– Если сильно устанешь, на огород лучше не езди.
– Посмотрим.
– Спокойной ночи, Костя.
– Спокойной ночи.
Называется, выполнил семейный долг. Где-то в глубине души он понимал, что жене с ним трудно. Но всё с ней давно обговорено, она хорошо понимала характер его работы и знала его характер. А всё срывалась, назревали скандалы. Покричав немного, отводила душу, быстро остывала и снова становилась нежной и заботливой.
В ординаторскую вошли Никита и Люба, вместе посмотрев тяжёлых больных. По всему видно, они успели между собой всё обсудить, и у них созрело общее мнение.
– Ну, выкладывайте.
– В приёмном трое больных, – начала Люба. – Один с инородным телом в глотке. Удалена кость, отпущен домой. Ещё одному я вскрыла паратонзилярный абсцесс и госпитализировала в ЛОР – отделение. Третьего больного положила к нам в отделение с острым панкреатитом – скорее всего, злоупотреблял алкоголем, хотя и отрицает. Всё.
– По стойке всё в порядке, тяжёлых нет. У больных после плановых операций всё обычно, – продолжил Никита.
– Посмотрели поступивших?
– Конечно, – ответил Никита. – Что-то не очень наше лечение им помогает, хотя состояние Васи вроде улучшилось.
– Ну и что будем делать? – он всегда задавал этот вопрос, заставляя тех, с кем дежурил, тоже анализировать ситуацию и находить решение. Бывало, или соглашался с противоположным мнением, или оно помогало прийти к третьему варианту действий. Выслушать все точки зрения считал необходимым, помня поговорку: “Одна голова – хорошо, а две – лучше”. Мнение молодых почти всегда отличалось радикальностью и максимализмом, но, сочетаясь с осторожностью, мудростью, консерватизмом хирургов старшего поколения, приводило к оптимальному решению.
– Надо оперировать, – снова настойчиво сказал Никита. Люба согласно кивнула.
– Обоих?
– Пока только больного с непроходимостью.

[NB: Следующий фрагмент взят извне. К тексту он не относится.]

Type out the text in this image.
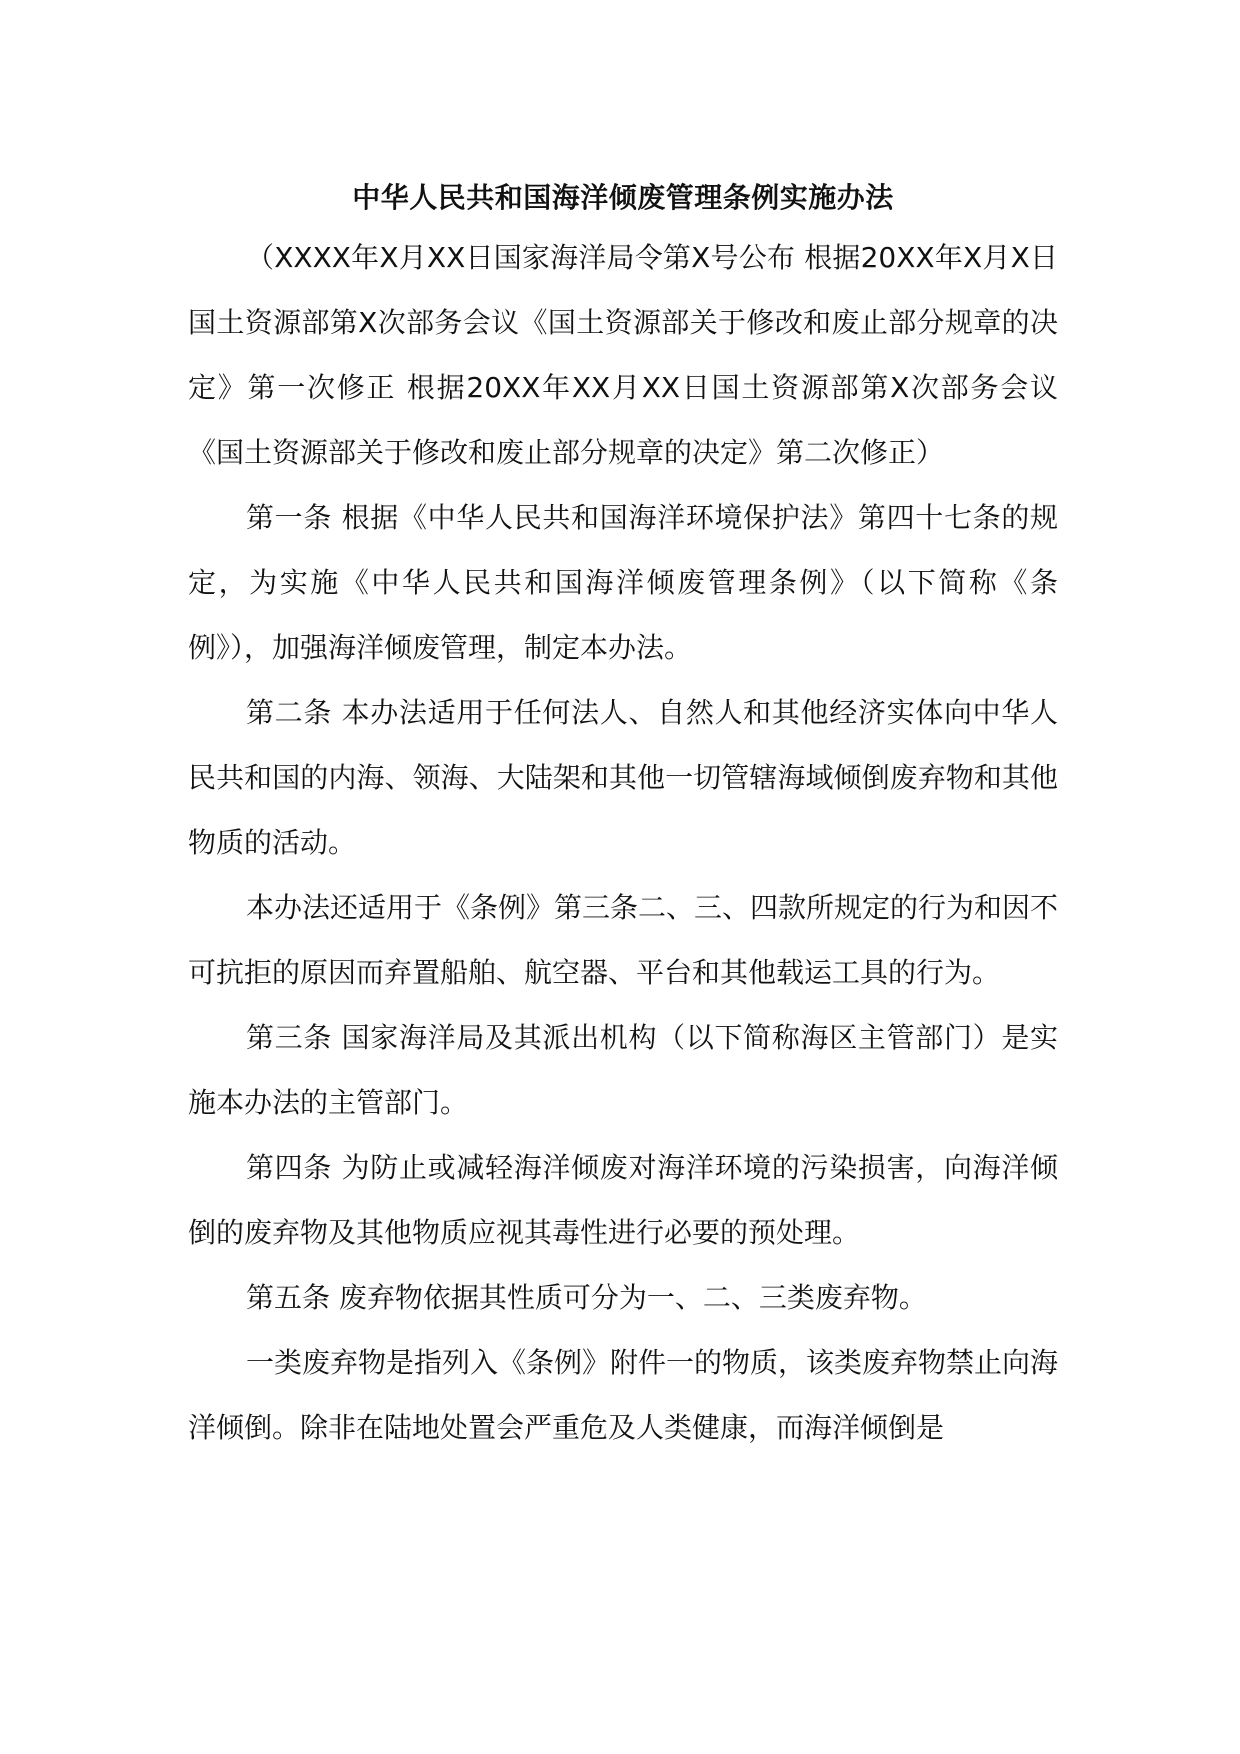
中华人民共和国海洋倾废管理条例实施办法

（XXXX年X月XX日国家海洋局令第X号公布 根据20XX年X月X日国土资源部第X次部务会议《国土资源部关于修改和废止部分规章的决定》第一次修正 根据20XX年XX月XX日国土资源部第X次部务会议《国土资源部关于修改和废止部分规章的决定》第二次修正）

第一条 根据《中华人民共和国海洋环境保护法》第四十七条的规定，为实施《中华人民共和国海洋倾废管理条例》（以下简称《条例》），加强海洋倾废管理，制定本办法。

第二条 本办法适用于任何法人、自然人和其他经济实体向中华人民共和国的内海、领海、大陆架和其他一切管辖海域倾倒废弃物和其他物质的活动。

本办法还适用于《条例》第三条二、三、四款所规定的行为和因不可抗拒的原因而弃置船舶、航空器、平台和其他载运工具的行为。

第三条 国家海洋局及其派出机构（以下简称海区主管部门）是实施本办法的主管部门。

第四条 为防止或减轻海洋倾废对海洋环境的污染损害，向海洋倾倒的废弃物及其他物质应视其毒性进行必要的预处理。

第五条 废弃物依据其性质可分为一、二、三类废弃物。

一类废弃物是指列入《条例》附件一的物质，该类废弃物禁止向海洋倾倒。除非在陆地处置会严重危及人类健康，而海洋倾倒是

– А что, ему консервативное лечение уже закончилось?
– Нет, продолжается.
– А вдруг оно поможет?
– Вряд ли, – уже не столь убедительно ответил Никита.
– Поступим так. Закончим лечение, снова сделаем снимки, посмотрим их и больного и тогда примем решение.
Никита и Люба нехотя согласились.
– Да поймите, ребята: экстренная операция – это мероприятие вынужденное, неподготовленное, обычно на высоте декомпенсации заболевания. По возможности их надо избегать, оперировать, только, когда остальное не помогло. Главное – не сделать операцию, а чтобы после неё больной остался жив и получил шанс выздороветь. После нашего рукоделия человек не должен умереть. Противоположное ляжет на нашу совесть. Самое страшное – когда на твоих глазах умирает человек и ты не можешь ему помочь. Ещё страшнее, если пытался, а не получилось, или сделал что-то неправильно, или не выполнил того, что надо было, – по незнанию, забывчивости своей. Но когда есть возможность сделать всё с наименьшим риском – делай… Последнее решение должно оставаться последним.
– Мы поняли, Константин Александрович, – кивнула Люба. Никита промолчал. Наверное, – обдумывая его слова, а может – подыскивая аргументы “против”.
– Я посмотрю поступившего пациента, а вы, Люба, сделайте новокаиновую блокаду этому больному и вон той, – он показал на историю болезни больной с инфильтратом. – Никита промоет желудок и холецистостому больному после лапароскопии. Попроси, чтобы взяли мочу на диастаз. – И они вновь разошлись.
Константин Александрович посмотрел поступившего, убедился, что назначения сделаны адекватные. В благоприятном исходе лечения он не сомневался. Единственная неприятность, что могла произойти, – психоз. Долгое употребление алкоголя с резким прекращением обычно на третьи-четвёртые сутки приводило к посталкогольному психозу. Но не лечить таких тоже нельзя. Психоз психозом, а воспаление поджелудочной железы очень серьёзная болезнь, и лечить её лучше в хирургическом отделений.
Он вспомнил, что не показал больного с непроходимостью анестезиологу: консервативное его лечение должно сочетаться с предоперационной подготовкой, да и группу крови надо определить.
– Вас к телефону, – прервала размышления Наташа, постовая медсестра, – из приёмного отделения.
– Поступает холецистит, – услышал он в трубку.